In the remake, however, Frank’s absence of a Y-chromosome is definitive. For her part, Cox is all leggy confidence. She commands each song with an almost domineering self-assurance. It’s hard not to be taken aback by her beauty, and that’s the problem. In the final sequence, Frank is betrayed by his doting servants. Curry, with his puff of hair matted to his face and his makeup splotchy, looks like a wet puppy made small and meek with his loss of power. In Cox’s demise, not a hair is out of place. She can play vulnerable and heartbroken, and she does quite strikingly on Orange is the New Black, but there’s no room for depth of character at today’s Frank-N-Furter castle, only vaudevillian entertainment. And Cox is so stunning it’s hard to imagine anyone kicking her out of bed. As such, her seduction of the virginal houseguests lacks, well, climax (the awkward staging and omission of racier visuals for primetime viewership doesn’t help).

This is not to say that Cox – or any actor, for that matter – needs to disclose her sexual preference or gender identity outside of the role she’s playing. It’s that, aside from a little bit of an attitude problem, there’s no barrier to entry for wanting to get into her pants. To be clear: knowing that Cox is trans does not a barrier make. But by casting today’s most famous trans actress as one of pop-culture’s most famous trans characters and acknowledging that fact only in the press campaign preceding the premiere feels like Fox trying to make a barrier where one doesn’t exist.

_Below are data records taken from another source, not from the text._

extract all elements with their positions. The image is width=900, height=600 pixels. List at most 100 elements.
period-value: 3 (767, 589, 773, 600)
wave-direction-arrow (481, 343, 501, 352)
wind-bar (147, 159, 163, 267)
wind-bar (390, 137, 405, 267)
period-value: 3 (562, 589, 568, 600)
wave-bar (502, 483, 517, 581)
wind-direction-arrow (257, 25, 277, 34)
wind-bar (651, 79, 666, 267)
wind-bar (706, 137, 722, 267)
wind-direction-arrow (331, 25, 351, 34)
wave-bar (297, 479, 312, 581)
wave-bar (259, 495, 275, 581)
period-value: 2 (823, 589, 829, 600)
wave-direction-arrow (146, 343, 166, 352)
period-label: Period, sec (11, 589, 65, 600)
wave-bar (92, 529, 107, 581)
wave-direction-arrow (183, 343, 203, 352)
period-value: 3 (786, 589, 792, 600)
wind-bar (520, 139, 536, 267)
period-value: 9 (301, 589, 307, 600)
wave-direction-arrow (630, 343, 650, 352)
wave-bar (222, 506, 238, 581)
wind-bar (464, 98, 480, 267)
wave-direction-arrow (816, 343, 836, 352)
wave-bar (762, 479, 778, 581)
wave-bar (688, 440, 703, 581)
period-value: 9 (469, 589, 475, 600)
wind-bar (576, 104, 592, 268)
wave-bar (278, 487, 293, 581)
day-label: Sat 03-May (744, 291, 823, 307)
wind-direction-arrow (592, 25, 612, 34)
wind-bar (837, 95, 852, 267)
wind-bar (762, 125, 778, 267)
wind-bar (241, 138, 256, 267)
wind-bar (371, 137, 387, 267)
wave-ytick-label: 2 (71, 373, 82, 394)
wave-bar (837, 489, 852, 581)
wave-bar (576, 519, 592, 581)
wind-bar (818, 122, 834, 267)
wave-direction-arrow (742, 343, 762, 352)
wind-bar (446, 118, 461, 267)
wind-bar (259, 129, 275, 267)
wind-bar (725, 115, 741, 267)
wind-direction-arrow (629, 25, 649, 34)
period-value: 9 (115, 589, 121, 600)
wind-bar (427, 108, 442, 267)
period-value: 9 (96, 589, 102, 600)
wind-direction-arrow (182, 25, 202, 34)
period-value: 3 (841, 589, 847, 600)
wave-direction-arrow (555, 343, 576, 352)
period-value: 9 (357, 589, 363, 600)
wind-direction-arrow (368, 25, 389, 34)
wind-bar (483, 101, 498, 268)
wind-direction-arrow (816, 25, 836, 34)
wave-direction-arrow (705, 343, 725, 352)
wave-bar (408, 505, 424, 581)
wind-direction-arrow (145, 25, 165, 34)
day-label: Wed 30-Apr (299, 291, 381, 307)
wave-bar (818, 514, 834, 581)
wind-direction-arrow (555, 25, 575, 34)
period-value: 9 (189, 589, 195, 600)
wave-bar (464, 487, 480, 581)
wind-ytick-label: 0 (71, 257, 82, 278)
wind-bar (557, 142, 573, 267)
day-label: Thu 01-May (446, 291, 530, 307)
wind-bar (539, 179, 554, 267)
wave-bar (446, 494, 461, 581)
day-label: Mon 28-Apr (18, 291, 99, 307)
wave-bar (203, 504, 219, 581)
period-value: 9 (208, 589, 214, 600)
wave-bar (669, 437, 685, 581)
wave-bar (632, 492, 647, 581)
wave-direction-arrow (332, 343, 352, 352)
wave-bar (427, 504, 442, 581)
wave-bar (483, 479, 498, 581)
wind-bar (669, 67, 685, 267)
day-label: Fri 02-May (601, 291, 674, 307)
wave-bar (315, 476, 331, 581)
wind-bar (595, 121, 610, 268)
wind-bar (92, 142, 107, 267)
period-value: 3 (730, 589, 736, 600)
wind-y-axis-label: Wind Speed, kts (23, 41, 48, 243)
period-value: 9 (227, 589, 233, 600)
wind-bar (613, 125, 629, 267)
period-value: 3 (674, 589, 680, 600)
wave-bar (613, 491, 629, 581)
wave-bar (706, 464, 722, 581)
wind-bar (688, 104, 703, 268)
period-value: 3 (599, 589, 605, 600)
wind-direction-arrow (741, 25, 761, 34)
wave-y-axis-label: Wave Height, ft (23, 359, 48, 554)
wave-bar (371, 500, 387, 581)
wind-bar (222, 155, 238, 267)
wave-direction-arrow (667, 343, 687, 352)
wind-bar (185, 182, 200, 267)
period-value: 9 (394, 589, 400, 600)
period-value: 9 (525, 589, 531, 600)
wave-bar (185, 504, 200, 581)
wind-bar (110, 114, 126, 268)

Frank-N-Furter isn’t the only character whose unique identity seems to be hidden in the lab with her riskier experiments. Transylvanian party guests, once a menagerie of body types and sizes, have been cleaned up, polished, and replaced by professional dancers in tailored costumes strategically torn and distressed. No longer is the Time Warp just a jump to the left and a step to the right, easy enough for anyone to stand up in the theater or living room and join in. Now you’d need at least five years of hip-hop training and stage choreography to keep up. The stark and awkward brightness that blanketed the dance hall has been dimmed, and spotlights trained on the actors as they sing each song in perfectly clean harmony (available now on iTunes!)

Restrained by the limitations of a mass audience, Fox’s remake tells us it’s great to be different, just not too different. It’s the invitation without the hospitality, asking us for dinner but telling us not to eat. The original imbued confidence in loners and freaks by celebrating the sexiness of being different. I hate to think that, in 2016, a gorgeous and confident female doctor so in charge of her own sexuality is in any way as revelatory.